左官の歴史
「左官」と呼ばれる由来
平安時代に宮殿の建築や宮中を修理する職人を「木工寮の階級」をつけて出入りを許可していました。
律令制度下において階級を、「守(かみ)=大工」、「介(すけ)=桧皮葺き大工」、「壤(じょう)=金物大工」、「属(さかん)=壁塗り職人」と構成した四等官の一つとして、壁塗り職人に「属(さかん)」という役職がありました。漢字の「左官」は当て字で、古くは「沙官」「沙翫」と表記されていました。このような階級の呼び名が左官の由来と言われています。
左官の起源
左官の起源は、人々が竪穴式住で暮らしていた縄文時代にまでさかのぼります。
当時、壁の材料である土は最も手に入れやすい素材で、その土を生のまま団子状に丸めて積み上げていき土塀を作ったのが左官工事の始まりです。

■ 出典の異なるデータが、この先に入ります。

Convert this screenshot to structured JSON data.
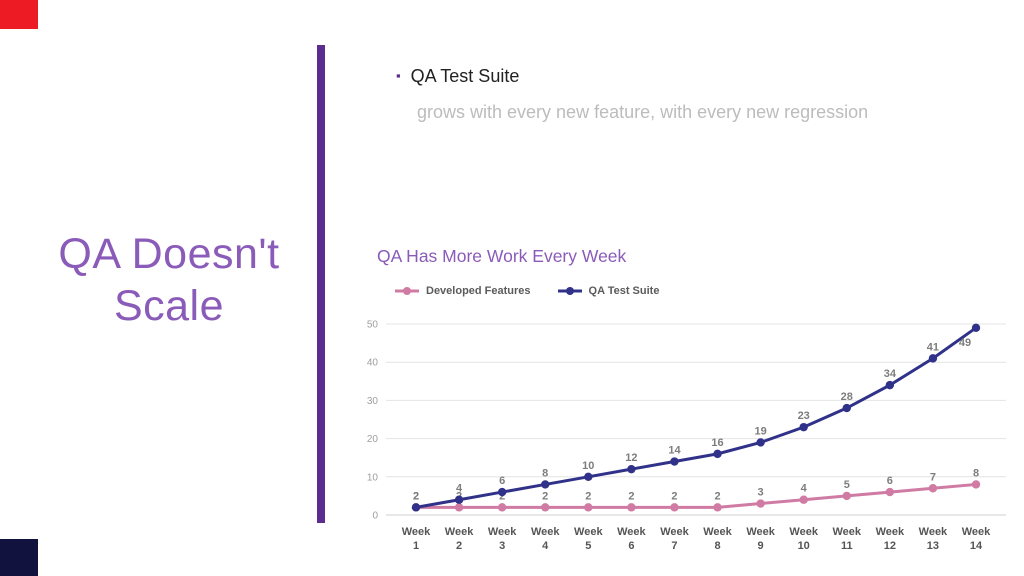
{
  "slide": {
    "title_line1": "QA Doesn't",
    "title_line2": "Scale",
    "bullet": {
      "marker": "▪",
      "heading": "QA Test Suite",
      "subtext": "grows with every new feature, with every new regression"
    }
  },
  "chart_data": {
    "type": "line",
    "title": "QA Has More Work Every Week",
    "categories": [
      "Week 1",
      "Week 2",
      "Week 3",
      "Week 4",
      "Week 5",
      "Week 6",
      "Week 7",
      "Week 8",
      "Week 9",
      "Week 10",
      "Week 11",
      "Week 12",
      "Week 13",
      "Week 14"
    ],
    "series": [
      {
        "name": "Developed Features",
        "color": "#cf7ba3",
        "values": [
          2,
          2,
          2,
          2,
          2,
          2,
          2,
          2,
          3,
          4,
          5,
          6,
          7,
          8
        ]
      },
      {
        "name": "QA Test Suite",
        "color": "#303189",
        "values": [
          2,
          4,
          6,
          8,
          10,
          12,
          14,
          16,
          19,
          23,
          28,
          34,
          41,
          49
        ]
      }
    ],
    "xlabel": "",
    "ylabel": "",
    "ylim": [
      0,
      50
    ],
    "yticks": [
      0,
      10,
      20,
      30,
      40,
      50
    ],
    "grid": true,
    "legend_position": "top"
  },
  "colors": {
    "accent": "#8a5bb8",
    "divider": "#5c2d91",
    "corner-red": "#ed1c24",
    "corner-dark": "#12123f",
    "grid-line": "#e4e4e4",
    "axis-label": "#555555",
    "tick-label": "#9e9e9e",
    "data-label": "#7d7d7d"
  }
}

その後、飛鳥時代には石灰を使って壁を白く塗る仕上げ技術や細く割った木で壁の芯を作る技術などが開発されたことによって左官工事はますます発展しました。
安土・桃山時代になると茶室の建築に色土が用いられ、土の色をコントロールするだけでなく、砂や繊維を混ぜることで様々な表現が可能になりました。
江戸時代から現代への発展
江戸時代になると、漆喰で壁全体を覆う漆喰仕上げと言われる工法が広まります。漆喰は建物の耐火性を飛躍的に向上させ、漆喰に含まれる消石灰は強アルカリ性で殺菌作用があり、漆喰の消石灰が石灰石になる硬化過程において二酸化炭素を吸収し、室内環境を快適にします。
デザイン的にも漆喰は白く美しく、城や蔵に使われてきました。漆喰彫刻と呼ばれる装飾的な施工も行われるようにもなり、左官技術は芸術性においても発展を遂げます。
そして、文明開化によって建てられるようになった洋風建築の装飾にも対応し、様々な建築に用いられるようになりました。
現在でも漆喰に限らず左官技術には新しい工法が開発され、豊富な種類の材料が取り入れられ発展を続けています。
職人の結束を固めた「太子講」
大工,左官,鍛冶(かじ)屋などの建築関係の職人たちが集まり、結束を図るために「太子講」と呼ばれる行事が行われていました。
「太子講」とは、聖徳太子が寺院建築史上大きな存在であったことに由来することから、建築、木工の守護神として崇められ、建築関係の職人が集まり太子様を祭る職業講のことを太子講といいます。
具体的には、「聖徳太子の掛け軸」を掛けてご祈祷した後に食事をしたり、職人仲間でその年の日当を割りふりを相談したり、欠員補充の話し合いなどを行っていたとされています。
江戸時代には盛んに行われていたと言われる太子講は、聖徳太子の忌日である2月22日に行われ、職人達の結束を固める集会として建築関係者が集まり執り行われます。
現在でも、建築関係者が集まり「太子講」が執り行われています。